Some major characteristics that both types of networks share are:

  • Decentralized: there is no hierarchy within the network (even within a private blockchain, all nodes are the same, regardless of if they are the Network Starter)
  • Distributed Ledger: each node carries a copy of the ledger of transactions occurring on the network
  • Consensus Protocol: although these protocols vary from network to network, all blockchains must have their own consensus protocol used to establish and confirm new transactions
  • Immutability of Transactions: both types of networks ensure that transactions cannot be changed or removed from the ledger after confirmation


There are pros and cons associated with both Public and Private blockchain networks. Let’s start off with some of the pros of using a private blockchain network. It’s important to realize that private networks are typically significantly smaller than public networks, meaning less computing power is required. Not to mention, the exclusivity of this network ensures only trustworthy parties are allowed to participate, which prevents 51% attacks. By manipulating the blockchain to have control of 51% of the nodes, hackers are able to double charge users on transactions.

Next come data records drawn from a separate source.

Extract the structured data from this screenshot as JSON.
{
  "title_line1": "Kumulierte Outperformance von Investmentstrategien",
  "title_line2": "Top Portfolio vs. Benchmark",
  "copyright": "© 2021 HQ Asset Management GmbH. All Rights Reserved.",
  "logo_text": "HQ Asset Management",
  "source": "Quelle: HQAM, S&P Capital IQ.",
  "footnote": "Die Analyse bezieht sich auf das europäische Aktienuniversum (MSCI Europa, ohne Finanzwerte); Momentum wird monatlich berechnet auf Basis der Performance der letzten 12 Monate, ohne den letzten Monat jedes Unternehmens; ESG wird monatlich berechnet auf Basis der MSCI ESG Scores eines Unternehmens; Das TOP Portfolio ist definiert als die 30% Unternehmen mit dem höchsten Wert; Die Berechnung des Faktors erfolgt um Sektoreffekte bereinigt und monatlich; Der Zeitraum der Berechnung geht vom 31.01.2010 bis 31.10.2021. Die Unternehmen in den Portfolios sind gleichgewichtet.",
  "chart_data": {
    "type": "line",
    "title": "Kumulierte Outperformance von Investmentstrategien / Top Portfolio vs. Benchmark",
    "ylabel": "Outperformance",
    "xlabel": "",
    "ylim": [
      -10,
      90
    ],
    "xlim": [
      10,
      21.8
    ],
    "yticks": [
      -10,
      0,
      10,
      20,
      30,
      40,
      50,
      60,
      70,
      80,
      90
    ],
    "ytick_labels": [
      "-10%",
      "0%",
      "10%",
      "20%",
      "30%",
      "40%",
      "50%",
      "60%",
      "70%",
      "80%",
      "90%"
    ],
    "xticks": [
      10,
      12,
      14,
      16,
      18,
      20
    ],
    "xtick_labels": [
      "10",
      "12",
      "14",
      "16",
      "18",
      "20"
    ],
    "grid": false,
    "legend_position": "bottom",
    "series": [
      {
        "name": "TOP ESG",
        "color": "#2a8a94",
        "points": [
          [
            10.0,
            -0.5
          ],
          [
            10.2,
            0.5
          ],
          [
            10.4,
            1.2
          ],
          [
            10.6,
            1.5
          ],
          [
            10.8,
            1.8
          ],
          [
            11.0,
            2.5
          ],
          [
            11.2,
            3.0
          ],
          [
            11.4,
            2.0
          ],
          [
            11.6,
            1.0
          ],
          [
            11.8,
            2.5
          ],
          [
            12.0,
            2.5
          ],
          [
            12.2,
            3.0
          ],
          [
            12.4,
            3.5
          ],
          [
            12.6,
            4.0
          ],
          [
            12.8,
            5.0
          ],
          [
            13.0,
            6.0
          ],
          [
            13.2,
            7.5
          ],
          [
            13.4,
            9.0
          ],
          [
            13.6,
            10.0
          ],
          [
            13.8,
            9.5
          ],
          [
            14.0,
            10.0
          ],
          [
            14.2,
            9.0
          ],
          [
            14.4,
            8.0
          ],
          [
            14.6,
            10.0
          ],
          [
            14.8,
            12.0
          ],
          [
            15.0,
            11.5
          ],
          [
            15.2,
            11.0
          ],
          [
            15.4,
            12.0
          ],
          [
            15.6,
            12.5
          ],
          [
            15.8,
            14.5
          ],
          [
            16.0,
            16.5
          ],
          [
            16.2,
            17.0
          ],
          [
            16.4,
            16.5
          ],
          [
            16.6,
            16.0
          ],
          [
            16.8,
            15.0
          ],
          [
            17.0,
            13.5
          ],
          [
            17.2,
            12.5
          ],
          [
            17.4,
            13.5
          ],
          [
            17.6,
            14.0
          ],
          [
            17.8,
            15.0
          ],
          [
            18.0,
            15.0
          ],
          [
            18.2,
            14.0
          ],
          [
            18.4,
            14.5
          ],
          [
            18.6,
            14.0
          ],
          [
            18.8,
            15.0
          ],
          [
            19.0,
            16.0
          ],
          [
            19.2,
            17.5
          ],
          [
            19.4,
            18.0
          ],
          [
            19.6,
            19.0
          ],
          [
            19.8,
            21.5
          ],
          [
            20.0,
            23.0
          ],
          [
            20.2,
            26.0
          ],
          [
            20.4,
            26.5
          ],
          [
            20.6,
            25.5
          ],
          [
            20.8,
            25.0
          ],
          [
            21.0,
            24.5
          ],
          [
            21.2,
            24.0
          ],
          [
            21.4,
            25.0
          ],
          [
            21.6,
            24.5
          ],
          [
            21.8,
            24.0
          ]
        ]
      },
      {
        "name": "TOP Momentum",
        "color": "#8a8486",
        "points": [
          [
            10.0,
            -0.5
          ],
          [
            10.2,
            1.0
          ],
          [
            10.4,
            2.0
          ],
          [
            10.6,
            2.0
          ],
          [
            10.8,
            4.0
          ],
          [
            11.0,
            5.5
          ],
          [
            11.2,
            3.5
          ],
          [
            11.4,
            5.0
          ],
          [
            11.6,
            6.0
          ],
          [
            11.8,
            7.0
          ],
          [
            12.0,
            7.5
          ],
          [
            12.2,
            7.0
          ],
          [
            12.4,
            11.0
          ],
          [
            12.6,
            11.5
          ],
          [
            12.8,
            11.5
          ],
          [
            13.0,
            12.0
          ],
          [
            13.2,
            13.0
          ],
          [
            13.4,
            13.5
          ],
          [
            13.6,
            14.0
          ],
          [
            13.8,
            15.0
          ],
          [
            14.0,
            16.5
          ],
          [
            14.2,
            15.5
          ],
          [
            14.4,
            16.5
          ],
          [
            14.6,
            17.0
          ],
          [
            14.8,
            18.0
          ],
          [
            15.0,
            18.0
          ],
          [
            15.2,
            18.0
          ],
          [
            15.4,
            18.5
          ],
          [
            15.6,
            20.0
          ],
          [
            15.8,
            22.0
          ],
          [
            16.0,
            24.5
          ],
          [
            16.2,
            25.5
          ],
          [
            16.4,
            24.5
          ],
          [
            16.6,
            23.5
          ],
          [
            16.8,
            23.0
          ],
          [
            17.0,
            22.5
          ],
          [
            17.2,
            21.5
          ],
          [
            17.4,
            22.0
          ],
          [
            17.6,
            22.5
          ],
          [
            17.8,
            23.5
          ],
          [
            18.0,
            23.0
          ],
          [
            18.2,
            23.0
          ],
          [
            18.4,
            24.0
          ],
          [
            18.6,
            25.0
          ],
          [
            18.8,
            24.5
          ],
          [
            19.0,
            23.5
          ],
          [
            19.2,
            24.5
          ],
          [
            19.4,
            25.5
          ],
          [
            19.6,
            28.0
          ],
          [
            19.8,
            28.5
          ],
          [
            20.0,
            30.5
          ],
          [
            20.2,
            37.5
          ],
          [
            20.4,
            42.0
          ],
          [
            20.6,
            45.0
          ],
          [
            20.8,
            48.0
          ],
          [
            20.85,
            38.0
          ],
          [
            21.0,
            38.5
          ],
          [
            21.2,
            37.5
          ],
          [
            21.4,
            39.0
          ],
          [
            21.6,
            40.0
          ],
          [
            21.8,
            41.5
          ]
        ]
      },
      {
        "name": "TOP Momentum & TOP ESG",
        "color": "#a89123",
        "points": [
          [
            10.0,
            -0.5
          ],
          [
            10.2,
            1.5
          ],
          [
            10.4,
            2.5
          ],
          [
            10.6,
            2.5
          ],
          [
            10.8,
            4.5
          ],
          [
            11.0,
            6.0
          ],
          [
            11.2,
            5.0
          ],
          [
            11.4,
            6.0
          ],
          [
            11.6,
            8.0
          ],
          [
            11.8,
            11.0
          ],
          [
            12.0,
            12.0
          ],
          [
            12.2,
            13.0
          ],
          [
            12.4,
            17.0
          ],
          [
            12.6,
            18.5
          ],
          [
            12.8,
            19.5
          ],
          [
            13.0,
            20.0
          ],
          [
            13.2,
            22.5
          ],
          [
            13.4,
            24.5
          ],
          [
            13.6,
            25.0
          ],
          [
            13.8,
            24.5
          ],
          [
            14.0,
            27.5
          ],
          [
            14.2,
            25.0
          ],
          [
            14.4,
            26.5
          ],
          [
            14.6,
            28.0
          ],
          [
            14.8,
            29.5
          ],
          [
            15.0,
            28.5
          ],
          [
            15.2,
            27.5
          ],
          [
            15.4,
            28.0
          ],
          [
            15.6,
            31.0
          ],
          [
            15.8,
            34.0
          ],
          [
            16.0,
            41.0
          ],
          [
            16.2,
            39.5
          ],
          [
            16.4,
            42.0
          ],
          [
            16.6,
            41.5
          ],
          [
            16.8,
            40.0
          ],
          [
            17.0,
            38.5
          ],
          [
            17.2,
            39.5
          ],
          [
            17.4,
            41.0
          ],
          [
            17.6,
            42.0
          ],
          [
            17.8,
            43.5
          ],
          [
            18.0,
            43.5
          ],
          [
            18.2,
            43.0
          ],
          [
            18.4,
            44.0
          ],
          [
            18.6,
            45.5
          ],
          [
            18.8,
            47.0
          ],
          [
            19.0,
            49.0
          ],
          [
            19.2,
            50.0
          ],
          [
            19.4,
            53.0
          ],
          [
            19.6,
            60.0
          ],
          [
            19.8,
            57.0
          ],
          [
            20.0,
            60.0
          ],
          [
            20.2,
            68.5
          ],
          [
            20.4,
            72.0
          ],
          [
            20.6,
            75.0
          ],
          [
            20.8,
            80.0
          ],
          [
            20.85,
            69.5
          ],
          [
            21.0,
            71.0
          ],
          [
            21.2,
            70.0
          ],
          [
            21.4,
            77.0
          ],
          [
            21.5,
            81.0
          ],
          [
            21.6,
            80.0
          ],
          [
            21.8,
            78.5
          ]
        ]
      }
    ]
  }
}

51% attacks are carried out by miners with a significant amount of mining power on a blockchain. By colluding 51% of the mining power, disingenuous transactions are verified and wallets are double charged for making transactions. A private network is extremely robust against such attacks, since the nodes on this network, which can only participate by invitation from a current user, are more likely to be trustworthy and less likely to abuse their ability to validate transactions.

On the other hand, a public network carries more investment benefits than a private network. Since a lot of computing power is required to mine on these networks, public blockchains offer greater incentives and rewards for miners. This increases the popularity of these networks. The most famous cryptocurrencies are actually run on a public blockchain, the most obvious being Bitcoin. Therefore, the popularity and ease of access of public blockchains make them a good way of earning high returns.

In conclusion, there are tradeoffs involved with both public and private blockchain networks. To provide the optimal solution, it’s important to understand the differences between these networks and employ the one most suitable to a project on a case by case basis. This is bound to vary immensely, but it basically depends on the scale of the blockchain project. Ultimately, the exclusivity of a blockchain can be a useful tool for catering to this new technology across a wide variety of use cases.